Don Ernesto

[di Crescenzo Marino]

«Basterebbe davvero poco» disse il professore Ernesto nel mentre seduto, come ogni mattina ai tavolini di uno dei bar della centralissima piazza Aldo Moro, sorseggiava un caffè con gli amici che, per il puro piacere di sentirlo argomentare, pendevano dalle sue labbra, capace com’era di rendere fruibili i concetti più ostici, le dinamiche più complesse, con una chiarezza espositiva e brillante che gli derivava dalla sua profonda cultura e da una appassionata e appassionante conoscenza della storia e, soprattutto, perché ascoltandolo imparavano sempre qualcosa di nuovo, di bello, di utile e a volte di poetico. 

«Basterebbe che ognuno o anche solo qualcuno dei cinquantamila abitanti di Battipaglia si occupasse, senza se e senza ma, senza dirlo a nessuno e senza aspettarsi nulla in cambio, solo per amore verso la propria terra, con passione, con affetto, con speranza, di una strada, di un angolo, di una piazzetta, di un muro, di un albero, di un marciapiede, di una panchina, di un lampione, di un vicolo, di un’aiuola per farne intima bellezza, un’ occasione di festa, un luogo sacro da visitare frequentemente e custodire amorevolmente. Se ne avessi il potere, carissimi amici miei, assegnerei a ogni studente  battipagliese, come compito per casa, lo studio della storia civile, politica e religiosa della città, della sua toponomastica, delle sue tradizioni; imporrei la conoscenza della biografia degli uomini che con la loro intelligenza, con i loro sacrifici e con il duro lavoro hanno contribuito nel tempo alla crescita economica, culturale e sociale della capitale della piana del Sele, con un esame finale propedeutico all’ottenimento del “titolo” di battipagliese doc. A ogni pensionato darei l’incarico di raccontare in pubblico almeno una cosa buona fatta per la propria città e quello che la città ha fatto per loro. Ordinerei l’eliminazione della solitudine e obbligherei tutti ad inginocchiarsi davanti a chi soffre per poi tendergli la mano e il cuore. Pianterei cinquantamila nuovi alberi, uno in regalo per ciascuno, da coltivare, da proteggere, da abbracciare. E a ognuno affiderei un pezzetto del cielo sopra di noi, manto misterioso in continua mutazione tra giorno e notte, con le sue nubi, i pianeti e le stelle, perché ci appartiene, anch’esso, fino a farci male. Commissionerei poi a uno scultore monumenti a eterna memoria delle tabacchine, dei casari e degli agricoltori, eroi inconsapevoli e immortali della nostra comunità». 
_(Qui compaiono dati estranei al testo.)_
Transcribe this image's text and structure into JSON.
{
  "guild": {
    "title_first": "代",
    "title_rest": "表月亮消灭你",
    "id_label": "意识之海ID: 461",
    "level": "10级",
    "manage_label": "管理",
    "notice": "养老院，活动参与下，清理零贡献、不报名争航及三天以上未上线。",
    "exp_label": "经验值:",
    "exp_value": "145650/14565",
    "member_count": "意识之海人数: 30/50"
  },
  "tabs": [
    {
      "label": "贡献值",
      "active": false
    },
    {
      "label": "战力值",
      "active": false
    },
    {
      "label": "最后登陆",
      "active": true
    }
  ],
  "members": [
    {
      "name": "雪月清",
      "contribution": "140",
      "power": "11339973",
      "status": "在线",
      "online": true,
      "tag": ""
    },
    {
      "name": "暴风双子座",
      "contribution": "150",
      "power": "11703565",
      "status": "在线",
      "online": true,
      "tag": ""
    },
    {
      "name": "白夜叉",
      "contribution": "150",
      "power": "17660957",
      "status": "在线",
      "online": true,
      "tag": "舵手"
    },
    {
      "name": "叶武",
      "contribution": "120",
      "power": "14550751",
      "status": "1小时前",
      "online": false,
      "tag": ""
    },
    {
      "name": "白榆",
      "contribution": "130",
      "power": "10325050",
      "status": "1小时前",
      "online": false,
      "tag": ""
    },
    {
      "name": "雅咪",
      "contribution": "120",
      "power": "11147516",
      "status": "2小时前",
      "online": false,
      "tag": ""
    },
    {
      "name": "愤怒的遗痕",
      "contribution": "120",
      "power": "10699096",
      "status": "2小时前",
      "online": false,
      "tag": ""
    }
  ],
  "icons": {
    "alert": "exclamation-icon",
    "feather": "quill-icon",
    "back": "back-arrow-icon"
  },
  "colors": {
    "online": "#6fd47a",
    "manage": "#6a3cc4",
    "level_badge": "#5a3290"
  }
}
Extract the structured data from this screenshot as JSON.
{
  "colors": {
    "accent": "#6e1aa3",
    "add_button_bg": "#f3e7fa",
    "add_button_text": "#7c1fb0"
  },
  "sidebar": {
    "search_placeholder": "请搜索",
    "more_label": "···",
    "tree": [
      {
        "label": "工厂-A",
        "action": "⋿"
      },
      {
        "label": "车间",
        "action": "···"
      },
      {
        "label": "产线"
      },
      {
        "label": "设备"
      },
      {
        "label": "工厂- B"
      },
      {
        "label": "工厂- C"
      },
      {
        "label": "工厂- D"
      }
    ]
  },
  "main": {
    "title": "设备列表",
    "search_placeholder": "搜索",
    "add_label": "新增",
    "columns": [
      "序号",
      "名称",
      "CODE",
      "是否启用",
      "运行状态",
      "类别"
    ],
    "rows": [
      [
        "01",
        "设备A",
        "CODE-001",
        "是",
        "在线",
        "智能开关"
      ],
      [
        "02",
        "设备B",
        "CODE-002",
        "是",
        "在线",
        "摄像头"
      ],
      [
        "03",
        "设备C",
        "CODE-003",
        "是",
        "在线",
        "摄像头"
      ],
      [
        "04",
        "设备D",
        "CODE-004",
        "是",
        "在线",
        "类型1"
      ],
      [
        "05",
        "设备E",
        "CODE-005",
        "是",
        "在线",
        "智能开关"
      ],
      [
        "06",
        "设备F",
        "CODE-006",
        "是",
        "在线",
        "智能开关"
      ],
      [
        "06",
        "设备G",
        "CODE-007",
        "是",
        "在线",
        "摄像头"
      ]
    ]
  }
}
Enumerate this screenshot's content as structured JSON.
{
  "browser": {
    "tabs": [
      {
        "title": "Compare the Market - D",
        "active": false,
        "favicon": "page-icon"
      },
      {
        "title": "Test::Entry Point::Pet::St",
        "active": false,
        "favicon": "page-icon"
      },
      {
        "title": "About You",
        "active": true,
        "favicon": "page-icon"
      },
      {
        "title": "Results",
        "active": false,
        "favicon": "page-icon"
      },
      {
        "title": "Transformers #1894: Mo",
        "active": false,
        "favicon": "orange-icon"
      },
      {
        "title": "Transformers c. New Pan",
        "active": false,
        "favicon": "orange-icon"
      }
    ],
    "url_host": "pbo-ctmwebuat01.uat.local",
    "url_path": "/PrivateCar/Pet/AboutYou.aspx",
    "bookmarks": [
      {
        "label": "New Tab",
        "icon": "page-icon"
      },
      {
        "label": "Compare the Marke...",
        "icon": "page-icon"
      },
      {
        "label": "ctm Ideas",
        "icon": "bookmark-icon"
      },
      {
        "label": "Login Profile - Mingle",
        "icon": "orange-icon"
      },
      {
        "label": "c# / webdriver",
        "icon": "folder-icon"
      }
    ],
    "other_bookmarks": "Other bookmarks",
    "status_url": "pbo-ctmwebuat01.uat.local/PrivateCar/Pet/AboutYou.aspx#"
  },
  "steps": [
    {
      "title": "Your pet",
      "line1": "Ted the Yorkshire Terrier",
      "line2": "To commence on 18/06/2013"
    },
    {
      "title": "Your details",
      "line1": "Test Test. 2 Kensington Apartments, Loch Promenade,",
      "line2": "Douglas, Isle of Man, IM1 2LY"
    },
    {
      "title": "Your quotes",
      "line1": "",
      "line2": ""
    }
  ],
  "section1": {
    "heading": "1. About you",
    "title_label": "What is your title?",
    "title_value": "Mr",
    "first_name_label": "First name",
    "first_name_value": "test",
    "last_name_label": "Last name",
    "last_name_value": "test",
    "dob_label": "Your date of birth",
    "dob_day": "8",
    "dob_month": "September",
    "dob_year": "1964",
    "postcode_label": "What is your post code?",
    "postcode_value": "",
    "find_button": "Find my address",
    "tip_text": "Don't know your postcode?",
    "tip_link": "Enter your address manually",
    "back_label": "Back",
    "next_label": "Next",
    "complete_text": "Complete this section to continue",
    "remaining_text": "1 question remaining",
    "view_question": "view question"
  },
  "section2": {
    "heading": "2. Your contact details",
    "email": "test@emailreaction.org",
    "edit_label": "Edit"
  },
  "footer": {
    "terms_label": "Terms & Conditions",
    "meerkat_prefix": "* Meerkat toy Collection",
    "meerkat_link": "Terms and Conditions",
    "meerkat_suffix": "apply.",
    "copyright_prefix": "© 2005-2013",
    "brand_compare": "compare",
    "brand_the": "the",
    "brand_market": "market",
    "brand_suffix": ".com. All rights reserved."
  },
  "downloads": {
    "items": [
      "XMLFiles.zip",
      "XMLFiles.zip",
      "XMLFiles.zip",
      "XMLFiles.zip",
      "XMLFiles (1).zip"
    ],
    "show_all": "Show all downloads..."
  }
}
Era un fiume in piena don Ernesto,  professore di storia e filosofia in pensione, poeta raffinato e sensibile, dalla chioma folta e candida, con l’immancabile pipa tra le mani, l’abbigliamento impeccabile e lo stile inconfondibile da gentleman di campagna dall’eleganza innata. Le sue parole una semina feconda e profonda, dall’inevitabile prodigiosa raccolta di bene per la sua gente.